The importance of Listening in leadership and coaching
"Can I talk to you?".
The natural instinct of a people in the knowledge business is to solve problems. The focus on helping others, which hopefully most of us have, doesn't help matters in this case. Over the years, many people have come to me and asked some version of the question "Can I talk to you?".
My first instinct, for the longest time, was to listen just long enough for my mind to form its own image of what the problem was. At this point, it would start running the options and possible futures for what solutions to suggest. It's obvious to the speaker that you are not giving them your full attention, most likely because you start interjecting with additional questions or even suggestions. Often, people are even happy that this is happening. Who doesn't like to be handed solutions to their problems?
What's wrong with that? It sounds great, you are helping people!
After several years, I found myself on some people's speed dial. This started to become a problem. Which is when I was made to realize: You are giving people fish, not teaching them how to fish. Therein lies the crux of the difference between what I was doing and what I needed to. I didn't come to this realization myself, I have had the good fortune of having some great mentors in my professional life who helped me realize this. Of course, this is the same message that many great leaders and coaches have shared for a long time.
Employ Reflective and Active listening, rather than jump to suggestions / solutions
Learning about this was one of those “Aha!” moments. It is very easy to understand and notice everywhere when you know to look. It is, however, extremely hard to implement. It takes a lot of practice and behavioral change, which is always slow.
Over time I have realized that listening has many advantages when you are seen as a leader / coach. It is not just for those whose role makes them a manager of people. Below are a few that I have noticed:
- People own the solution to their problems, so they are more likely to advocate for its implementation
- People get an immense boost to their self confidence
- People eventually become more self sufficient in solving their problems
- You are helping people set themselves up as a leader / coach
- You are reducing people's reliance on you, gaining time to pursue your own goals
- You are helping people get to the root cause of the issue / problem rather than solving just the symptoms on the surface
So you are saying just sit and listen? That sounds easy!

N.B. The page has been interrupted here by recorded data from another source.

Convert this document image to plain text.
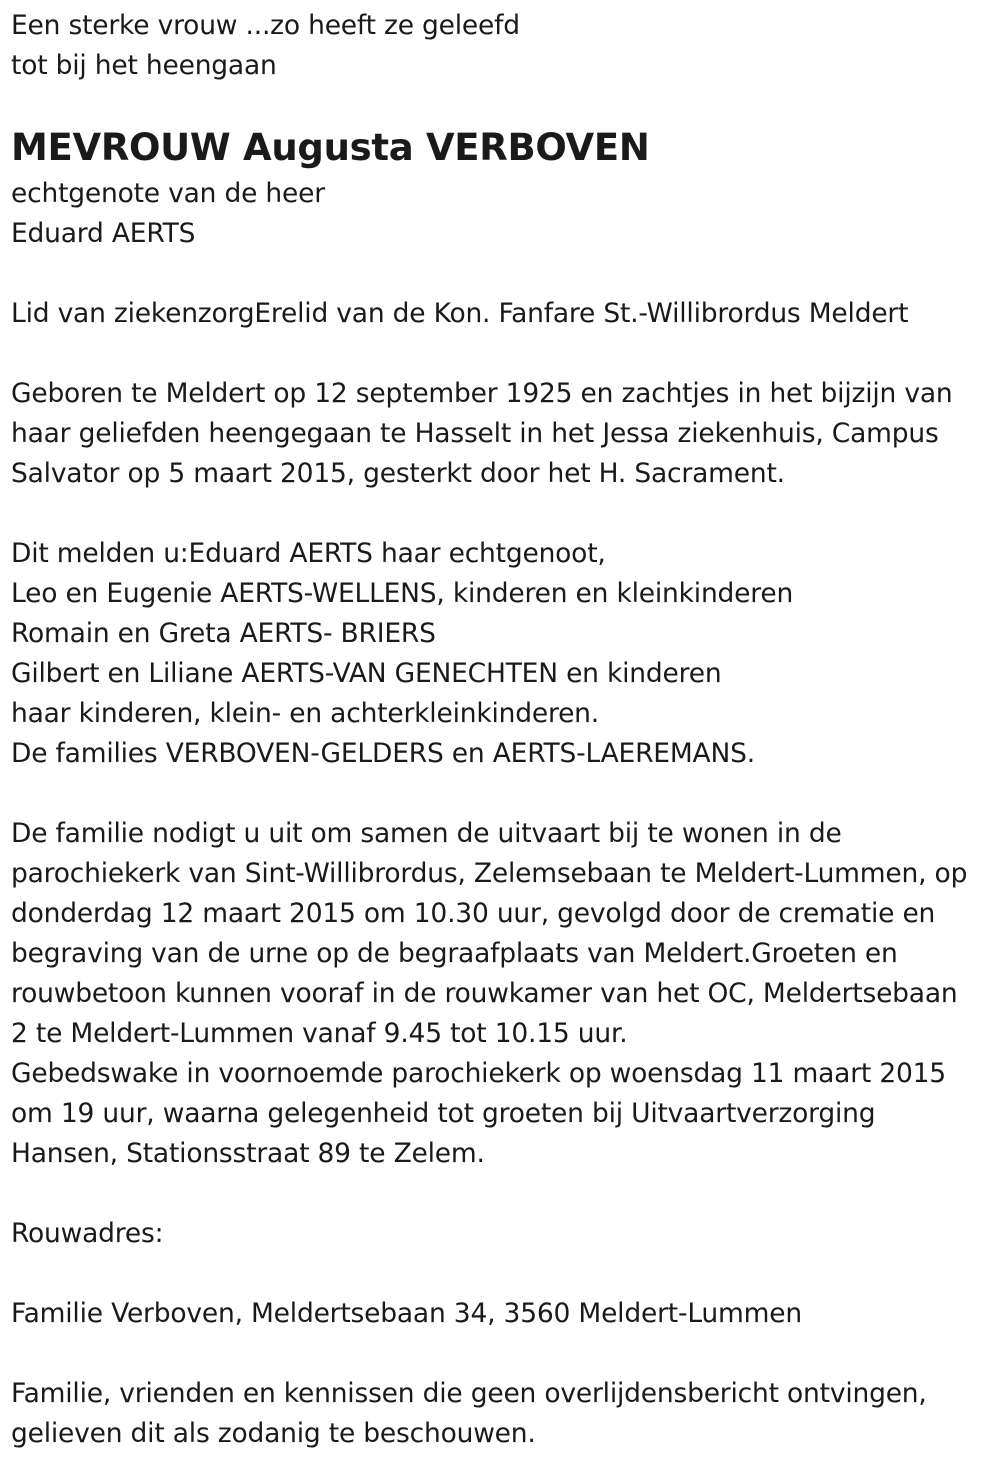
Een sterke vrouw ...zo heeft ze geleefd
tot bij het heengaan
MEVROUW Augusta VERBOVEN
echtgenote van de heer
Eduard AERTS
Lid van ziekenzorgErelid van de Kon. Fanfare St.-Willibrordus Meldert
Geboren te Meldert op 12 september 1925 en zachtjes in het bijzijn van
haar geliefden heengegaan te Hasselt in het Jessa ziekenhuis, Campus
Salvator op 5 maart 2015, gesterkt door het H. Sacrament.
Dit melden u:Eduard AERTS haar echtgenoot,
Leo en Eugenie AERTS-WELLENS, kinderen en kleinkinderen
Romain en Greta AERTS- BRIERS
Gilbert en Liliane AERTS-VAN GENECHTEN en kinderen
haar kinderen, klein- en achterkleinkinderen.
De families VERBOVEN-GELDERS en AERTS-LAEREMANS.
De familie nodigt u uit om samen de uitvaart bij te wonen in de
parochiekerk van Sint-Willibrordus, Zelemsebaan te Meldert-Lummen, op
donderdag 12 maart 2015 om 10.30 uur, gevolgd door de crematie en
begraving van de urne op de begraafplaats van Meldert.Groeten en
rouwbetoon kunnen vooraf in de rouwkamer van het OC, Meldertsebaan
2 te Meldert-Lummen vanaf 9.45 tot 10.15 uur.
Gebedswake in voornoemde parochiekerk op woensdag 11 maart 2015
om 19 uur, waarna gelegenheid tot groeten bij Uitvaartverzorging
Hansen, Stationsstraat 89 te Zelem.
Rouwadres:
Familie Verboven, Meldertsebaan 34, 3560 Meldert-Lummen
Familie, vrienden en kennissen die geen overlijdensbericht ontvingen,
gelieven dit als zodanig te beschouwen.
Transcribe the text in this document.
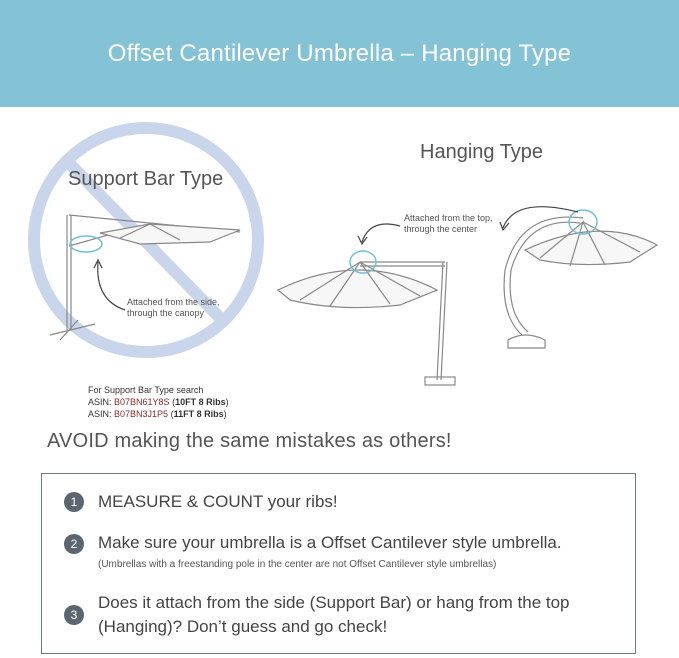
Offset Cantilever Umbrella – Hanging Type
Support Bar Type
Hanging Type
Attached from the side,
through the canopy
Attached from the top,
through the center
For Support Bar Type search
ASIN: B07BN61Y8S (10FT 8 Ribs)
ASIN: B07BN3J1P5 (11FT 8 Ribs)
AVOID making the same mistakes as others!
1	MEASURE & COUNT your ribs!
2	Make sure your umbrella is a Offset Cantilever style umbrella.
(Umbrellas with a freestanding pole in the center are not Offset Cantilever style umbrellas)
3
Does it attach from the side (Support Bar) or hang from the top (Hanging)? Don’t guess and go check!
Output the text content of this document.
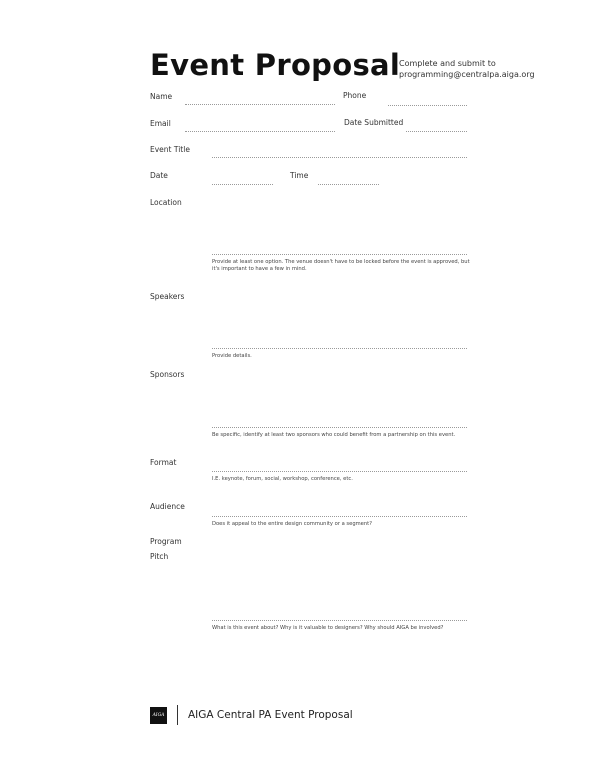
Event Proposal
Complete and submit to
programming@centralpa.aiga.org
Name	Phone
Email	Date Submitted
Event Title
Date	Time
Location
Provide at least one option. The venue doesn't have to be locked before the event is approved, but it's important to have a few in mind.
Speakers
Provide details.
Sponsors
Be specific, identify at least two sponsors who could benefit from a partnership on this event.
Format
I.E. keynote, forum, social, workshop, conference, etc.
Audience
Does it appeal to the entire design community or a segment?
Program
Pitch
What is this event about? Why is it valuable to designers? Why should AIGA be involved?
AIGA AIGA Central PA Event Proposal
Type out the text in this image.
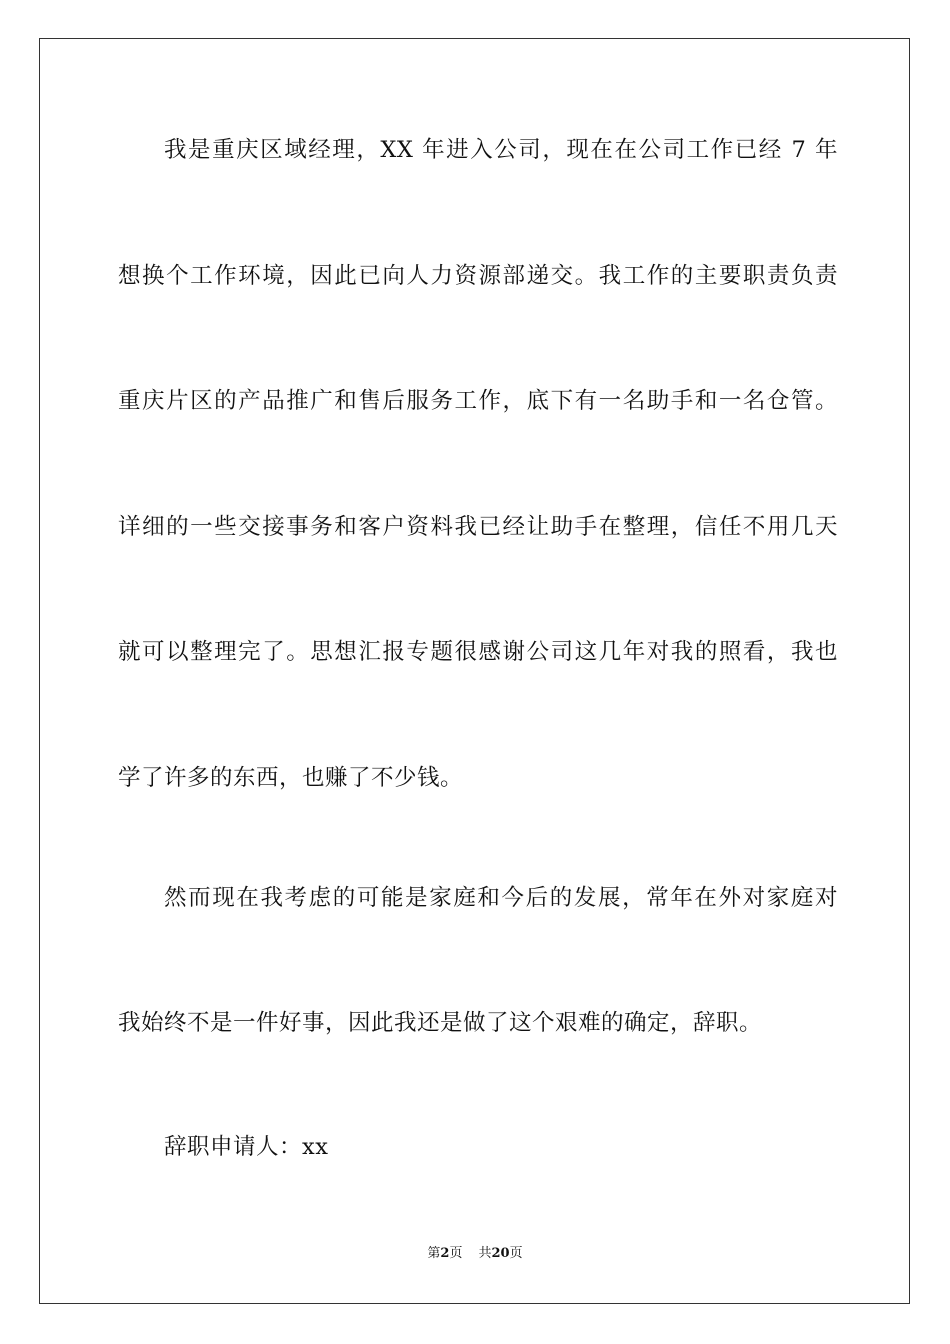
我是重庆区域经理，XX 年进入公司，现在在公司工作已经 7 年
想换个工作环境，因此已向人力资源部递交。我工作的主要职责负责
重庆片区的产品推广和售后服务工作，底下有一名助手和一名仓管。
详细的一些交接事务和客户资料我已经让助手在整理，信任不用几天
就可以整理完了。思想汇报专题很感谢公司这几年对我的照看，我也
学了许多的东西，也赚了不少钱。
然而现在我考虑的可能是家庭和今后的发展，常年在外对家庭对
我始终不是一件好事，因此我还是做了这个艰难的确定，辞职。
辞职申请人：xx
第2页 共20页
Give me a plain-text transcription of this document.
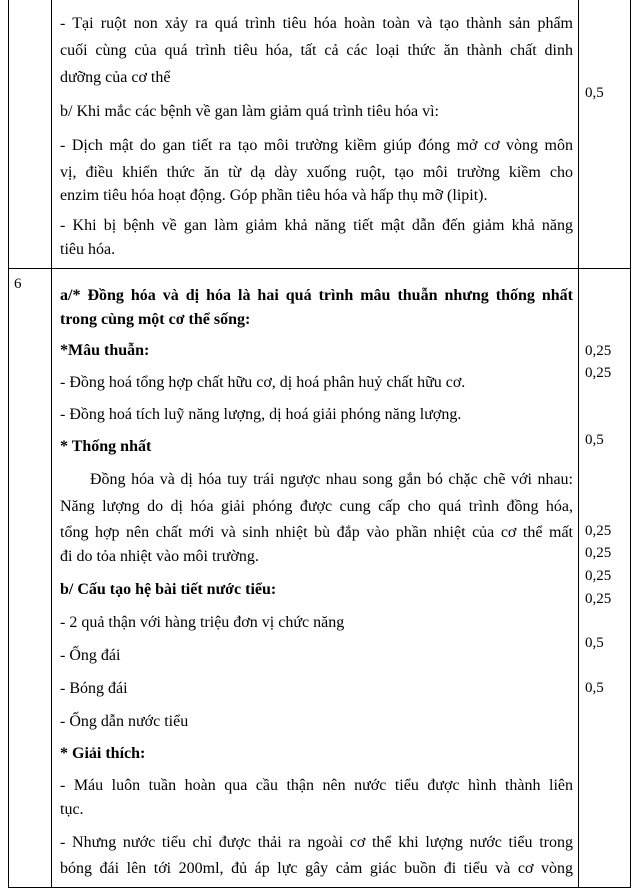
- Tại ruột non xảy ra quá trình tiêu hóa hoàn toàn và tạo thành sản phẩm
cuối cùng của quá trình tiêu hóa, tất cả các loại thức ăn thành chất dinh
dưỡng của cơ thể
b/ Khi mắc các bệnh về gan làm giảm quá trình tiêu hóa vì:
- Dịch mật do gan tiết ra tạo môi trường kiềm giúp đóng mở cơ vòng môn
vị, điều khiển thức ăn từ dạ dày xuống ruột, tạo môi trường kiềm cho
enzim tiêu hóa hoạt động. Góp phần tiêu hóa và hấp thụ mỡ (lipit).
- Khi bị bệnh về gan làm giảm khả năng tiết mật dẫn đến giảm khả năng
tiêu hóa.
0,5
6
a/* Đồng hóa và dị hóa là hai quá trình mâu thuẫn nhưng thống nhất
trong cùng một cơ thể sống:
*Mâu thuẫn:
- Đồng hoá tổng hợp chất hữu cơ, dị hoá phân huỷ chất hữu cơ.
- Đồng hoá tích luỹ năng lượng, dị hoá giải phóng năng lượng.
* Thống nhất
Đồng hóa và dị hóa tuy trái ngược nhau song gắn bó chặc chẽ với nhau:
Năng lượng do dị hóa giải phóng được cung cấp cho quá trình đồng hóa,
tổng hợp nên chất mới và sinh nhiệt bù đắp vào phần nhiệt của cơ thể mất
đi do tỏa nhiệt vào môi trường.
b/ Cấu tạo hệ bài tiết nước tiểu:
- 2 quả thận với hàng triệu đơn vị chức năng
- Ống đái
- Bóng đái
- Ống dẫn nước tiểu
* Giải thích:
- Máu luôn tuần hoàn qua cầu thận nên nước tiểu được hình thành liên
tục.
- Nhưng nước tiểu chỉ được thải ra ngoài cơ thể khi lượng nước tiểu trong
bóng đái lên tới 200ml, đủ áp lực gây cảm giác buồn đi tiểu và cơ vòng
0,25
0,25
0,5
0,25
0,25
0,25
0,25
0,5
0,5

Sometimes people won't have a problem they need to solve. They just want to vent (don't we all!). While this is healthy in spurts, its always healthier to redirect their energies to identifying the root cause of what is causing them grief. There are a few important things I have learnt when being on the receiving end of a good old vent session:
- Don't collude with the person venting - keep your own thoughts and feelings out of the discussion
- Let them vent for a bit before starting to divert the discussion
- Divert the discussion to root cause and action items by asking pointed questions - I always thought the movie / television version of a counselor asking "What do feel about that?" was a little cheesy, but it got me thinking. Some good questions that have worked for and on me are:
- Which specific action(s) of this person(s) makes you feel that way and have you spoken to that person about the fact that you feel this way?
- How would you have done things differently in that situation and have you given this suggestion to the person(s)?
All of this is easier said than done. I still struggle with applying some of these techniques myself. However, I have found this useful and will continue to work on improving my application of Reflective and Active listening to leadership and coaching (self included) situations.
If you have experience applying these techniques effectively, would love to hear other things that worked for you. If you haven't yet used these, I hope you find this useful, please do share any experiences.